The work explores the current coexistence of analogue and digital mediums in both film and photography. Taking advantage of the materiality of celluloid film and the ethereal elements of digital, the two are united portraying a sense of nostalgia whilst welcoming the future of technology. True motion can only exist in reality or analogue format but it is digital that enables the work to exist everywhere. Key influences include artist, Tacita Dean and filmmaker, George Melies.

In her recent series she explores the latest innovations in 3D printing and augmented reality that  morph the human form to become even more realistic and somehow magical. Mask-like human face sculptures form the ‘Replicants’ series. The series is inspired by creating digital simulacrums of the physical world. Barnhaw’s passion for the convergence of digital art and sculpting has led her to created a triptych of 3D Prints that represent human faces. Each facial sculpture has a different aesthetic depending on the different computer applications and software used in its creation, such as Autodesk, 3D scanning or computer animation. “I interfered with the software as little as possible, comparing the digital attempts at replicating reality”, Barnshaw expresses in her website.


Chiho Aoshima

Chiho Aoshima Debuting in the art scene with no formal art training, Chiho Aoshima’s work transcends traditional techniques of representation.  Aoshima uses computer software to create beautiful and erotic worlds of ghosts, demons, schoolgirls, and exquisite natural landscapes. Her work is printable on any surface; from canvas bags to giant wallpaper installations.  “My work feels like strands of my thoughts that have flown around the universe before coming back to materialize,” Aoshima states. 

Aoshima’s work has garnered international renown with a number of high profile projects.  She collaborated with Issey Miyake in 2003, with her artwork featured in the spring/summer collection. In 2004, she was invited to participate in the 54th Carnegie International at the Carnegie Museum of Art, Pittsburgh, where she unveiled her largest wallpaper piece to date, measuring 106 feet (32.5m ) in length by 15 feet (4.8m ) in height.  In May 2005, as part of the Little Boy project, her ecologically-themed “City Glow” and “Paradise” series covered ad spaces throughout the Union Square subway station in New York, greeting commuters as they passed. In a solo show in 2005, Aoshima presented both her first sculptural work and a 5-screen 7-minute animation piece.
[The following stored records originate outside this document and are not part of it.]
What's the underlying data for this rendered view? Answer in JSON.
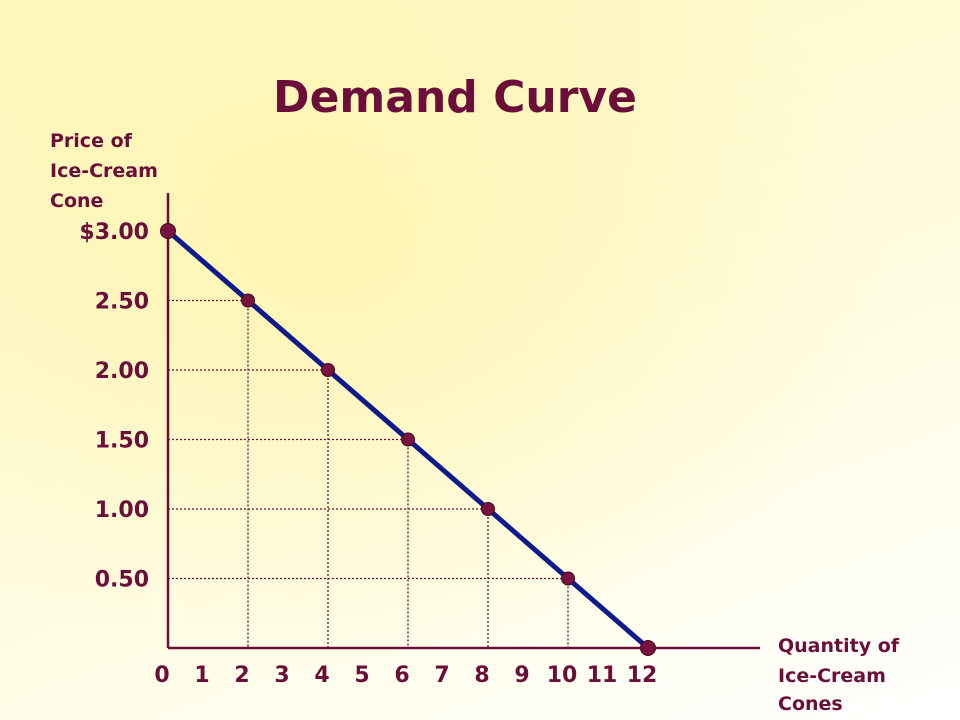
{
  "chart_data": {
    "type": "line",
    "title": "Demand Curve",
    "ylabel_lines": [
      "Price of",
      "Ice-Cream",
      "Cone"
    ],
    "xlabel_lines": [
      "Quantity of",
      "Ice-Cream",
      "Cones"
    ],
    "x_ticks": [
      "0",
      "1",
      "2",
      "3",
      "4",
      "5",
      "6",
      "7",
      "8",
      "9",
      "10",
      "11",
      "12"
    ],
    "y_ticks": [
      {
        "value": 3.0,
        "label": "$3.00"
      },
      {
        "value": 2.5,
        "label": "2.50"
      },
      {
        "value": 2.0,
        "label": "2.00"
      },
      {
        "value": 1.5,
        "label": "1.50"
      },
      {
        "value": 1.0,
        "label": "1.00"
      },
      {
        "value": 0.5,
        "label": "0.50"
      }
    ],
    "xlim": [
      0,
      12
    ],
    "ylim": [
      0,
      3.0
    ],
    "series": [
      {
        "x": [
          0,
          2,
          4,
          6,
          8,
          10,
          12
        ],
        "y": [
          3.0,
          2.5,
          2.0,
          1.5,
          1.0,
          0.5,
          0.0
        ]
      }
    ],
    "guide_lines": true,
    "colors": {
      "text": "#6b0f3a",
      "axis": "#6b0f3a",
      "line": "#0f1a8c",
      "points": "#7a1240"
    }
  }
}
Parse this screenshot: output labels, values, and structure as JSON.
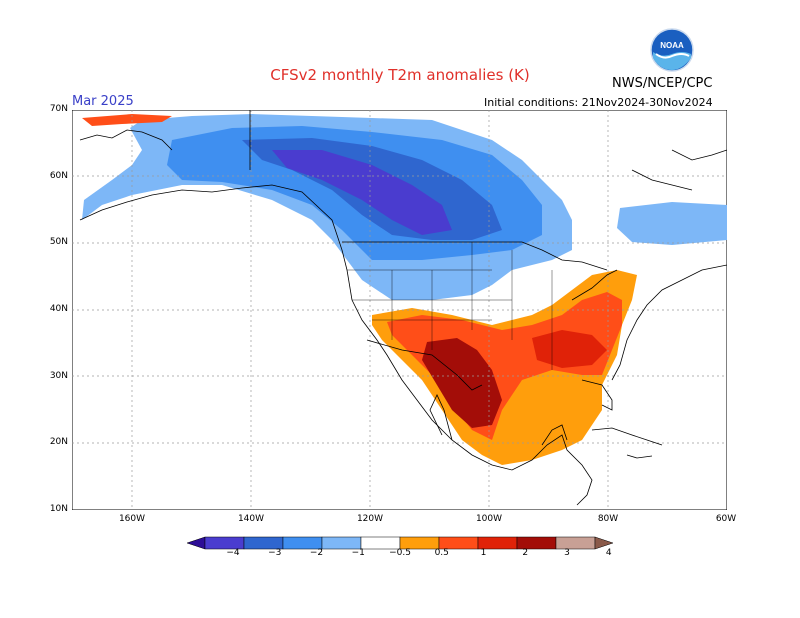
{
  "header": {
    "title": "CFSv2 monthly T2m anomalies (K)",
    "month": "Mar 2025",
    "agency": "NWS/NCEP/CPC",
    "initial_conditions": "Initial conditions: 21Nov2024-30Nov2024",
    "logo_icon": "noaa-logo-icon"
  },
  "axes": {
    "lat_labels": [
      "70N",
      "60N",
      "50N",
      "40N",
      "30N",
      "20N",
      "10N"
    ],
    "lon_labels": [
      "160W",
      "140W",
      "120W",
      "100W",
      "80W",
      "60W"
    ]
  },
  "colorbar": {
    "labels": [
      "−4",
      "−3",
      "−2",
      "−1",
      "−0.5",
      "0.5",
      "1",
      "2",
      "3",
      "4"
    ],
    "colors": [
      "#2d0d96",
      "#4a3ccf",
      "#2f66cf",
      "#3f8ff0",
      "#7db7f7",
      "#ffffff",
      "#ff9e0c",
      "#ff4e18",
      "#e02208",
      "#a30d08",
      "#c8a095",
      "#8a5a4a"
    ]
  },
  "palette": {
    "land": "#ffffff",
    "ocean": "#ffffff",
    "grid": "#9a9a9a",
    "coast": "#000000",
    "title_color": "#e0302a",
    "month_color": "#3a40c8"
  }
}
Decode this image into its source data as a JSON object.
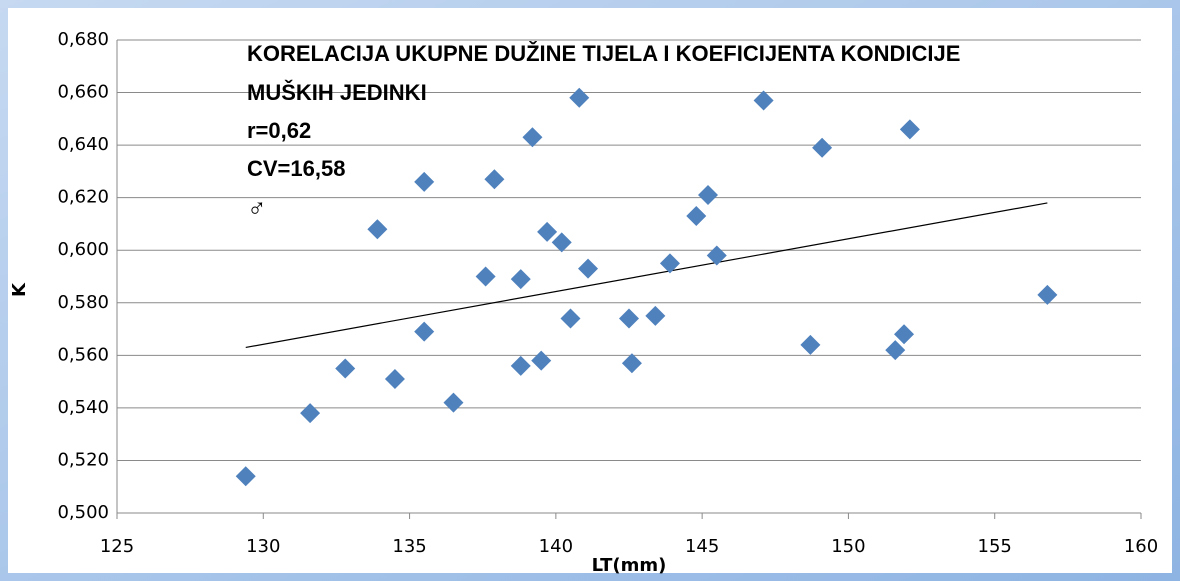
{
  "chart_data": {
    "type": "scatter",
    "annotations": [
      "KORELACIJA UKUPNE DUŽINE TIJELA I  KOEFICIJENTA KONDICIJE",
      "MUŠKIH JEDINKI",
      "r=0,62",
      "CV=16,58",
      "♂"
    ],
    "xlabel": "LT(mm)",
    "ylabel": "K",
    "xlim": [
      125,
      160
    ],
    "xticks": [
      125,
      130,
      135,
      140,
      145,
      150,
      155,
      160
    ],
    "ylim": [
      0.5,
      0.68
    ],
    "yticks": [
      {
        "value": 0.5,
        "label": "0,500"
      },
      {
        "value": 0.52,
        "label": "0,520"
      },
      {
        "value": 0.54,
        "label": "0,540"
      },
      {
        "value": 0.56,
        "label": "0,560"
      },
      {
        "value": 0.58,
        "label": "0,580"
      },
      {
        "value": 0.6,
        "label": "0,600"
      },
      {
        "value": 0.62,
        "label": "0,620"
      },
      {
        "value": 0.64,
        "label": "0,640"
      },
      {
        "value": 0.66,
        "label": "0,660"
      },
      {
        "value": 0.68,
        "label": "0,680"
      }
    ],
    "grid": true,
    "color": "#4f81bd",
    "trend_color": "#000000",
    "x": [
      129.4,
      131.6,
      132.8,
      133.9,
      134.5,
      135.5,
      135.5,
      136.5,
      137.6,
      137.9,
      138.8,
      138.8,
      139.2,
      139.5,
      139.7,
      140.2,
      140.5,
      140.8,
      141.1,
      142.5,
      142.6,
      143.4,
      143.9,
      144.8,
      145.2,
      145.5,
      147.1,
      148.7,
      149.1,
      151.6,
      151.9,
      152.1,
      156.8
    ],
    "values": [
      0.514,
      0.538,
      0.555,
      0.608,
      0.551,
      0.569,
      0.626,
      0.542,
      0.59,
      0.627,
      0.589,
      0.556,
      0.643,
      0.558,
      0.607,
      0.603,
      0.574,
      0.658,
      0.593,
      0.574,
      0.557,
      0.575,
      0.595,
      0.613,
      0.621,
      0.598,
      0.657,
      0.564,
      0.639,
      0.562,
      0.568,
      0.646,
      0.583
    ],
    "trend": {
      "x": [
        129.4,
        156.8
      ],
      "values": [
        0.563,
        0.618
      ]
    }
  }
}
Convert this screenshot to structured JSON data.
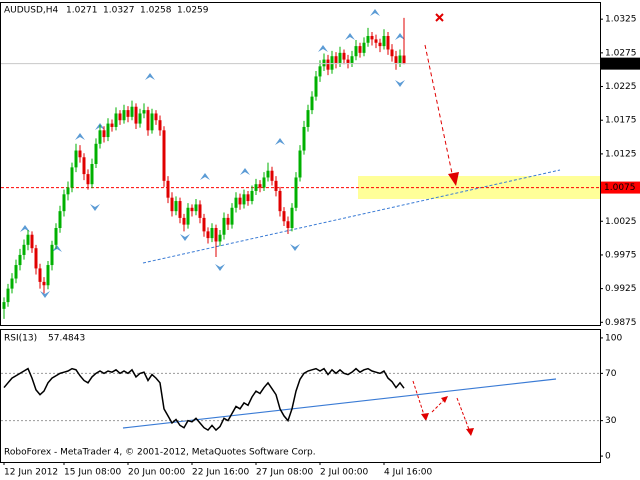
{
  "chart_data": [
    {
      "type": "candlestick",
      "title": "AUDUSD,H4",
      "up_color": "#00b000",
      "down_color": "#e00000",
      "ylim": [
        0.9871,
        1.0349
      ],
      "yticks": [
        0.9875,
        0.9925,
        0.9975,
        1.0025,
        1.0125,
        1.0175,
        1.0225,
        1.0275,
        1.0325
      ],
      "xlim": [
        -1,
        149
      ],
      "level": 1.0075,
      "level_color": "#ff0000",
      "ohlc": [
        [
          0.9895,
          0.9912,
          0.988,
          0.9905
        ],
        [
          0.9905,
          0.9932,
          0.9898,
          0.9925
        ],
        [
          0.9925,
          0.9948,
          0.9918,
          0.994
        ],
        [
          0.994,
          0.9968,
          0.9933,
          0.996
        ],
        [
          0.996,
          0.9984,
          0.9952,
          0.9975
        ],
        [
          0.9975,
          0.9998,
          0.9968,
          0.999
        ],
        [
          0.999,
          1.0012,
          0.9982,
          1.0005
        ],
        [
          1.0005,
          1.001,
          0.9978,
          0.9985
        ],
        [
          0.9985,
          0.999,
          0.9946,
          0.9955
        ],
        [
          0.9955,
          0.9962,
          0.9925,
          0.9935
        ],
        [
          0.9935,
          0.9942,
          0.9918,
          0.993
        ],
        [
          0.993,
          0.9966,
          0.9924,
          0.996
        ],
        [
          0.996,
          0.9996,
          0.9952,
          0.999
        ],
        [
          0.999,
          1.0022,
          0.9984,
          1.0015
        ],
        [
          1.0015,
          1.0048,
          1.0008,
          1.004
        ],
        [
          1.004,
          1.0072,
          1.0032,
          1.0065
        ],
        [
          1.0065,
          1.0084,
          1.0056,
          1.0075
        ],
        [
          1.0075,
          1.0112,
          1.0068,
          1.0105
        ],
        [
          1.0105,
          1.014,
          1.0098,
          1.013
        ],
        [
          1.013,
          1.0138,
          1.0112,
          1.012
        ],
        [
          1.012,
          1.0126,
          1.0086,
          1.0095
        ],
        [
          1.0095,
          1.0102,
          1.0072,
          1.008
        ],
        [
          1.008,
          1.0118,
          1.0074,
          1.011
        ],
        [
          1.011,
          1.0148,
          1.0104,
          1.014
        ],
        [
          1.014,
          1.0168,
          1.0133,
          1.016
        ],
        [
          1.016,
          1.0166,
          1.0142,
          1.015
        ],
        [
          1.015,
          1.0178,
          1.0144,
          1.017
        ],
        [
          1.017,
          1.0176,
          1.0158,
          1.0165
        ],
        [
          1.0165,
          1.0194,
          1.016,
          1.0185
        ],
        [
          1.0185,
          1.019,
          1.0168,
          1.0175
        ],
        [
          1.0175,
          1.0198,
          1.017,
          1.019
        ],
        [
          1.019,
          1.0196,
          1.0172,
          1.018
        ],
        [
          1.018,
          1.0204,
          1.0175,
          1.0195
        ],
        [
          1.0195,
          1.02,
          1.0162,
          1.017
        ],
        [
          1.017,
          1.0192,
          1.0164,
          1.0185
        ],
        [
          1.0185,
          1.02,
          1.0178,
          1.019
        ],
        [
          1.019,
          1.0195,
          1.0152,
          1.016
        ],
        [
          1.016,
          1.0192,
          1.0155,
          1.0185
        ],
        [
          1.0185,
          1.019,
          1.0168,
          1.0175
        ],
        [
          1.0175,
          1.0182,
          1.0152,
          1.016
        ],
        [
          1.016,
          1.0166,
          1.0076,
          1.0085
        ],
        [
          1.0085,
          1.0092,
          1.0052,
          1.006
        ],
        [
          1.006,
          1.0068,
          1.0032,
          1.004
        ],
        [
          1.004,
          1.0062,
          1.0034,
          1.0055
        ],
        [
          1.0055,
          1.006,
          1.0022,
          1.003
        ],
        [
          1.003,
          1.0036,
          1.001,
          1.002
        ],
        [
          1.002,
          1.0052,
          1.0014,
          1.0045
        ],
        [
          1.0045,
          1.005,
          1.0032,
          1.004
        ],
        [
          1.004,
          1.0058,
          1.0034,
          1.005
        ],
        [
          1.005,
          1.0056,
          1.0022,
          1.003
        ],
        [
          1.003,
          1.0036,
          1.0002,
          1.001
        ],
        [
          1.001,
          1.0016,
          0.9992,
          1.0
        ],
        [
          1.0,
          1.0022,
          0.9994,
          1.0015
        ],
        [
          1.0015,
          1.002,
          0.9972,
          0.9995
        ],
        [
          0.9995,
          1.0012,
          0.9988,
          1.0005
        ],
        [
          1.0005,
          1.0038,
          0.9998,
          1.003
        ],
        [
          1.003,
          1.0036,
          1.0012,
          1.002
        ],
        [
          1.002,
          1.0052,
          1.0014,
          1.0045
        ],
        [
          1.0045,
          1.0068,
          1.0038,
          1.006
        ],
        [
          1.006,
          1.0066,
          1.0042,
          1.005
        ],
        [
          1.005,
          1.0072,
          1.0044,
          1.0065
        ],
        [
          1.0065,
          1.007,
          1.0048,
          1.0055
        ],
        [
          1.0055,
          1.0078,
          1.005,
          1.007
        ],
        [
          1.007,
          1.0088,
          1.0064,
          1.008
        ],
        [
          1.008,
          1.0086,
          1.0068,
          1.0075
        ],
        [
          1.0075,
          1.0098,
          1.007,
          1.009
        ],
        [
          1.009,
          1.0112,
          1.0084,
          1.01
        ],
        [
          1.01,
          1.0106,
          1.0078,
          1.0085
        ],
        [
          1.0085,
          1.0092,
          1.0062,
          1.007
        ],
        [
          1.007,
          1.0076,
          1.0032,
          1.004
        ],
        [
          1.004,
          1.0046,
          1.0018,
          1.0025
        ],
        [
          1.0025,
          1.0032,
          1.0006,
          1.0015
        ],
        [
          1.0015,
          1.0052,
          1.001,
          1.0045
        ],
        [
          1.0045,
          1.0098,
          1.004,
          1.009
        ],
        [
          1.009,
          1.0138,
          1.0084,
          1.013
        ],
        [
          1.013,
          1.0174,
          1.0124,
          1.0165
        ],
        [
          1.0165,
          1.0198,
          1.0158,
          1.019
        ],
        [
          1.019,
          1.0218,
          1.0184,
          1.021
        ],
        [
          1.021,
          1.0248,
          1.0204,
          1.024
        ],
        [
          1.024,
          1.0264,
          1.0232,
          1.0255
        ],
        [
          1.0255,
          1.0274,
          1.0248,
          1.0265
        ],
        [
          1.0265,
          1.0272,
          1.0242,
          1.025
        ],
        [
          1.025,
          1.0278,
          1.0244,
          1.027
        ],
        [
          1.027,
          1.0276,
          1.0252,
          1.026
        ],
        [
          1.026,
          1.0284,
          1.0254,
          1.0275
        ],
        [
          1.0275,
          1.028,
          1.0258,
          1.0265
        ],
        [
          1.0265,
          1.0272,
          1.0252,
          1.026
        ],
        [
          1.026,
          1.0278,
          1.0254,
          1.027
        ],
        [
          1.027,
          1.0294,
          1.0264,
          1.0285
        ],
        [
          1.0285,
          1.029,
          1.0268,
          1.0275
        ],
        [
          1.0275,
          1.0298,
          1.027,
          1.029
        ],
        [
          1.029,
          1.0312,
          1.0284,
          1.03
        ],
        [
          1.03,
          1.0306,
          1.0286,
          1.0295
        ],
        [
          1.0295,
          1.0302,
          1.0282,
          1.029
        ],
        [
          1.029,
          1.0296,
          1.0276,
          1.0285
        ],
        [
          1.0285,
          1.031,
          1.028,
          1.03
        ],
        [
          1.03,
          1.0306,
          1.0272,
          1.028
        ],
        [
          1.028,
          1.0288,
          1.0262,
          1.027
        ],
        [
          1.027,
          1.0278,
          1.025,
          1.026
        ],
        [
          1.026,
          1.028,
          1.0254,
          1.0271
        ],
        [
          1.0271,
          1.0327,
          1.0258,
          1.0259
        ]
      ]
    },
    {
      "type": "line",
      "title": "RSI(13)",
      "color": "#000000",
      "ylim": [
        -5,
        106.7
      ],
      "yticks": [
        100,
        70,
        30,
        0
      ],
      "levels": [
        70,
        30
      ],
      "xlim": [
        -1,
        149
      ],
      "xticks": [
        {
          "value": 0,
          "label": "12 Jun 2012"
        },
        {
          "value": 15,
          "label": "15 Jun 08:00"
        },
        {
          "value": 31,
          "label": "20 Jun 00:00"
        },
        {
          "value": 47,
          "label": "22 Jun 16:00"
        },
        {
          "value": 63,
          "label": "27 Jun 08:00"
        },
        {
          "value": 79,
          "label": "2 Jul 00:00"
        },
        {
          "value": 95,
          "label": "4 Jul 16:00"
        }
      ],
      "annotation": "RoboForex - MetaTrader 4, © 2001-2012, MetaQuotes Software Corp.",
      "values": [
        58,
        62,
        66,
        68,
        70,
        72,
        74,
        66,
        56,
        52,
        55,
        62,
        66,
        68,
        70,
        71,
        72,
        74,
        73,
        68,
        64,
        62,
        67,
        70,
        72,
        70,
        72,
        71,
        73,
        70,
        72,
        70,
        73,
        67,
        70,
        71,
        64,
        69,
        66,
        62,
        40,
        34,
        28,
        31,
        26,
        24,
        30,
        29,
        32,
        28,
        24,
        22,
        26,
        22,
        25,
        32,
        30,
        36,
        42,
        40,
        45,
        43,
        50,
        55,
        53,
        58,
        62,
        57,
        52,
        40,
        34,
        30,
        40,
        55,
        65,
        70,
        72,
        73,
        74,
        72,
        74,
        69,
        73,
        70,
        73,
        70,
        69,
        71,
        74,
        71,
        73,
        74,
        72,
        71,
        70,
        72,
        66,
        63,
        58,
        62,
        57.4843
      ]
    }
  ]
}
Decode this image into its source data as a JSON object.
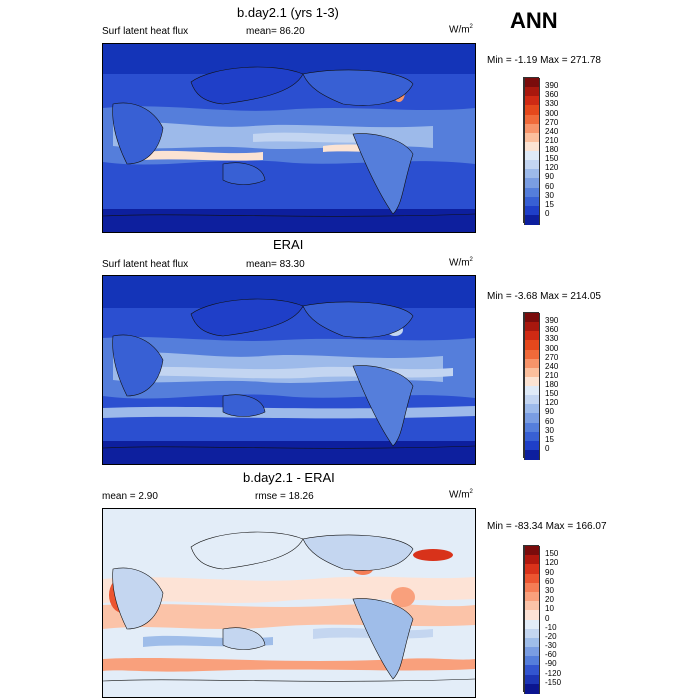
{
  "season": "ANN",
  "panels": [
    {
      "title": "b.day2.1 (yrs 1-3)",
      "left_label": "Surf latent heat flux",
      "mid_label": "mean=  86.20",
      "units": "W/m",
      "units_sup": "2",
      "minmax": "Min =  -1.19 Max = 271.78",
      "colorbar_ticks": [
        "390",
        "360",
        "330",
        "300",
        "270",
        "240",
        "210",
        "180",
        "150",
        "120",
        "90",
        "60",
        "30",
        "15",
        "0"
      ],
      "colorbar_colors": [
        "#7a0c0c",
        "#a8180e",
        "#cf2a14",
        "#e5481c",
        "#f06a3a",
        "#f7946a",
        "#fbbf9d",
        "#fbe3d3",
        "#dfeaf7",
        "#c3d5f1",
        "#9dbaea",
        "#7a9de2",
        "#557edb",
        "#3860d4",
        "#1f3fc8",
        "#0d1f9e"
      ]
    },
    {
      "title": "ERAI",
      "left_label": "Surf latent heat flux",
      "mid_label": "mean=  83.30",
      "units": "W/m",
      "units_sup": "2",
      "minmax": "Min =  -3.68 Max = 214.05",
      "colorbar_ticks": [
        "390",
        "360",
        "330",
        "300",
        "270",
        "240",
        "210",
        "180",
        "150",
        "120",
        "90",
        "60",
        "30",
        "15",
        "0"
      ],
      "colorbar_colors": [
        "#7a0c0c",
        "#a8180e",
        "#cf2a14",
        "#e5481c",
        "#f06a3a",
        "#f7946a",
        "#fbbf9d",
        "#fbe3d3",
        "#dfeaf7",
        "#c3d5f1",
        "#9dbaea",
        "#7a9de2",
        "#557edb",
        "#3860d4",
        "#1f3fc8",
        "#0d1f9e"
      ]
    },
    {
      "title": "b.day2.1 - ERAI",
      "left_label": "mean =   2.90",
      "mid_label": "rmse =  18.26",
      "units": "W/m",
      "units_sup": "2",
      "minmax": "Min = -83.34 Max = 166.07",
      "colorbar_ticks": [
        "150",
        "120",
        "90",
        "60",
        "30",
        "20",
        "10",
        "0",
        "-10",
        "-20",
        "-30",
        "-60",
        "-90",
        "-120",
        "-150"
      ],
      "colorbar_colors": [
        "#7a0c0c",
        "#b0180e",
        "#d8321a",
        "#ec5530",
        "#f57d55",
        "#f9a07c",
        "#fbc3a8",
        "#fde3d6",
        "#e3edf8",
        "#c4d6f0",
        "#9fbde9",
        "#7a9de2",
        "#557edb",
        "#3355cf",
        "#1d35b5",
        "#0b1590"
      ]
    }
  ]
}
With a mastery of computer technology and a vocabulary of images drawn from Japanese comics and animation, the Tokyo artist Chiho Aoshima creates fantasy worlds in which hybridized creatures are participants in the composition's narrative as well as elements in a decorative scheme.

Magma Spirit Explodes. Tsunami Is Dreadful, a mural that spans a 40-foot wall, is a narrative of almost cinematic scope and complexity. Nature and humanity wreak havoc in myriad ways, from tidal waves to fiery conflagrations and war. These disasters, however, have been carefully choreographed; bright flames to the left of the composition give way in effortless transition to volcanic puffs of smoke that are in turn transformed into the blue-green expanse of a tsunami.

At the center of the mural, a giantess presides; she displays the round-eyed prettiness and flowing hair of a stereotypical animé ingénue. Belching smoke and snorting flames, arms and hair tendrils flailing wildly, she is soul and mistress of the mayhem, alluringly beautiful yet terrible in her anger.